No, the photograph of the ship is not "archeology". Archeology is when someone finds the remains of something and then objectively sets out to determine what it was. Just because this *may* be the remains of a large boat does not "prove" anything about a flood, or water levels, or "Mars rain", or Noah, or etc., etc.. Especially considering that the accepted scientific means of determining its age is C-14 dating which you apparently discount entirely. Without using that dating technique as a tool, the remains could be a thousand years old or a million.



>The 200 feet of water is a fact



References please. Water levels have been appreciably higher in the past. Is that what you mean?



>and so is Martian erosion, gravity, astrophysics, laws of thermodynamics



Yep to all of those. Although if you are saying archeologists "discovered them"....???
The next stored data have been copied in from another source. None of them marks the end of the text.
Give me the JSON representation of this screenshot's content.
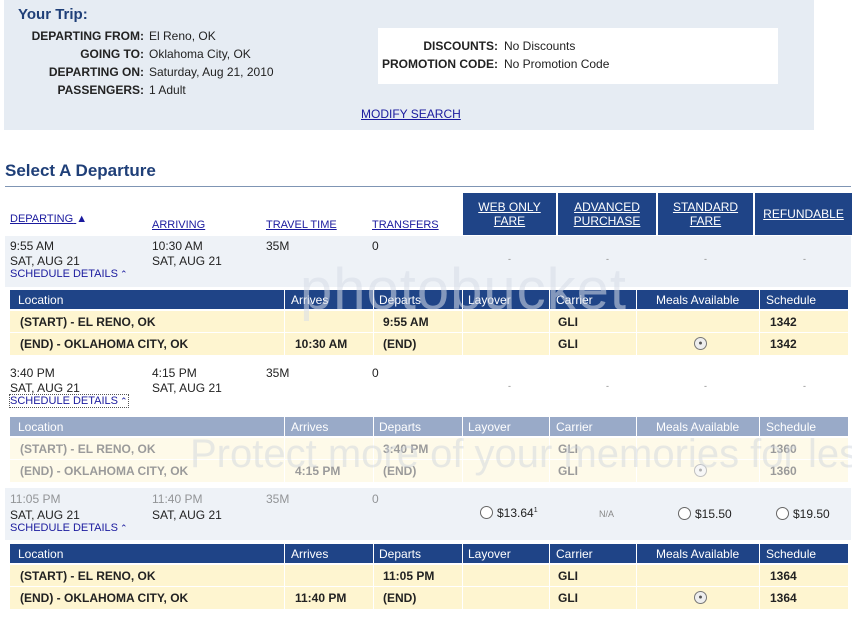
{
  "trip": {
    "title": "Your Trip:",
    "departing_from_label": "DEPARTING FROM:",
    "departing_from": "El Reno, OK",
    "going_to_label": "GOING TO:",
    "going_to": "Oklahoma City, OK",
    "departing_on_label": "DEPARTING ON:",
    "departing_on": "Saturday, Aug 21, 2010",
    "passengers_label": "PASSENGERS:",
    "passengers": "1 Adult",
    "discounts_label": "DISCOUNTS:",
    "discounts": "No Discounts",
    "promo_label": "PROMOTION CODE:",
    "promo": "No Promotion Code",
    "modify_link": "MODIFY SEARCH"
  },
  "section_title": "Select A Departure",
  "columns": {
    "departing": "DEPARTING",
    "arriving": "ARRIVING",
    "travel_time": "TRAVEL TIME",
    "transfers": "TRANSFERS",
    "web_only_1": "WEB ONLY",
    "web_only_2": "FARE",
    "advanced_1": "ADVANCED",
    "advanced_2": "PURCHASE",
    "standard_1": "STANDARD",
    "standard_2": "FARE",
    "refundable": "REFUNDABLE"
  },
  "schedule_details": "SCHEDULE DETAILS",
  "detail_headers": {
    "location": "Location",
    "arrives": "Arrives",
    "departs": "Departs",
    "layover": "Layover",
    "carrier": "Carrier",
    "meals": "Meals Available",
    "schedule": "Schedule"
  },
  "trips": [
    {
      "depart_time": "9:55 AM",
      "depart_date": "SAT, AUG 21",
      "arrive_time": "10:30 AM",
      "arrive_date": "SAT, AUG 21",
      "travel_time": "35M",
      "transfers": "0",
      "fares": [
        "-",
        "-",
        "-",
        "-"
      ],
      "stops": [
        {
          "location": "(START) - EL RENO, OK",
          "arrives": "",
          "departs": "9:55 AM",
          "carrier": "GLI",
          "schedule": "1342"
        },
        {
          "location": "(END) - OKLAHOMA CITY, OK",
          "arrives": "10:30 AM",
          "departs": "(END)",
          "carrier": "GLI",
          "schedule": "1342"
        }
      ]
    },
    {
      "depart_time": "3:40 PM",
      "depart_date": "SAT, AUG 21",
      "arrive_time": "4:15 PM",
      "arrive_date": "SAT, AUG 21",
      "travel_time": "35M",
      "transfers": "0",
      "fares": [
        "-",
        "-",
        "-",
        "-"
      ],
      "stops": [
        {
          "location": "(START) - EL RENO, OK",
          "arrives": "",
          "departs": "3:40 PM",
          "carrier": "GLI",
          "schedule": "1360"
        },
        {
          "location": "(END) - OKLAHOMA CITY, OK",
          "arrives": "4:15 PM",
          "departs": "(END)",
          "carrier": "GLI",
          "schedule": "1360"
        }
      ]
    },
    {
      "depart_time": "11:05 PM",
      "depart_date": "SAT, AUG 21",
      "arrive_time": "11:40 PM",
      "arrive_date": "SAT, AUG 21",
      "travel_time": "35M",
      "transfers": "0",
      "fares": [
        "$13.64",
        "N/A",
        "$15.50",
        "$19.50"
      ],
      "fare_footnote": "1",
      "stops": [
        {
          "location": "(START) - EL RENO, OK",
          "arrives": "",
          "departs": "11:05 PM",
          "carrier": "GLI",
          "schedule": "1364"
        },
        {
          "location": "(END) - OKLAHOMA CITY, OK",
          "arrives": "11:40 PM",
          "departs": "(END)",
          "carrier": "GLI",
          "schedule": "1364"
        }
      ]
    }
  ],
  "meal_icon": "meal-icon",
  "watermark": {
    "brand": "photobucket",
    "tagline": "Protect more of your memories for less!"
  },
  "colors": {
    "header_blue": "#1f4487",
    "title_blue": "#1f3f78",
    "row_yellow": "#fef5d0",
    "trip_bg": "#e6ecf3"
  }
}
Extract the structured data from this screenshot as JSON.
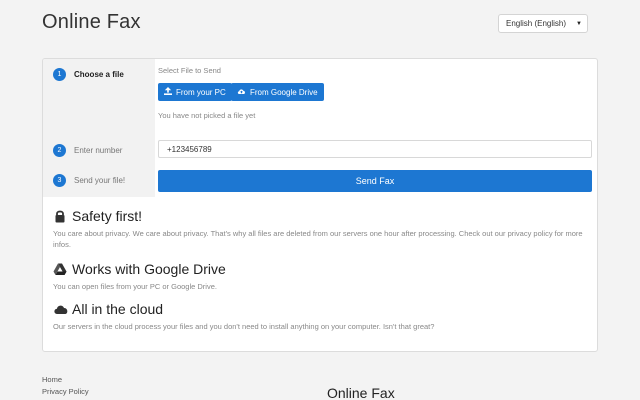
{
  "app": {
    "title": "Online Fax"
  },
  "language": {
    "selected": "English (English)"
  },
  "steps": [
    {
      "number": "1",
      "label": "Choose a file"
    },
    {
      "number": "2",
      "label": "Enter number"
    },
    {
      "number": "3",
      "label": "Send your file!"
    }
  ],
  "upload": {
    "label": "Select File to Send",
    "from_pc": "From your PC",
    "from_drive": "From Google Drive",
    "status": "You have not picked a file yet"
  },
  "number_field": {
    "value": "+123456789"
  },
  "send_button": "Send Fax",
  "features": [
    {
      "icon": "lock-icon",
      "title": "Safety first!",
      "text": "You care about privacy. We care about privacy. That's why all files are deleted from our servers one hour after processing. Check out our privacy policy for more infos."
    },
    {
      "icon": "google-drive-icon",
      "title": "Works with Google Drive",
      "text": "You can open files from your PC or Google Drive."
    },
    {
      "icon": "cloud-icon",
      "title": "All in the cloud",
      "text": "Our servers in the cloud process your files and you don't need to install anything on your computer. Isn't that great?"
    }
  ],
  "footer": {
    "links": [
      "Home",
      "Privacy Policy"
    ],
    "title": "Online Fax"
  },
  "colors": {
    "accent": "#1d77d2"
  }
}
>Archaeologists discover facts.



Actually, since they were not there, the best they can usually do is "conjecture" about things that they "find". The pyramids exist. Archeologists conjecture, according to the best evidence available, that the Egyptians built them. The majority of archeologists agree. Some do not. Since archeology is not a "hard" science, the best we can do is accept majority opinion on the subject.



>The fact of the petrified high technology ship calls into question our assumptions about the >paleolithic.



You keep calling it a high technology ship, and you keep putting it in the Paleolithic. As I suggested in an earlier post - you really need to re-read the article you posted. I have no idea how your conclusions came from what was posted in that link.



Your agenda seems to be getting in the way of your objectivity.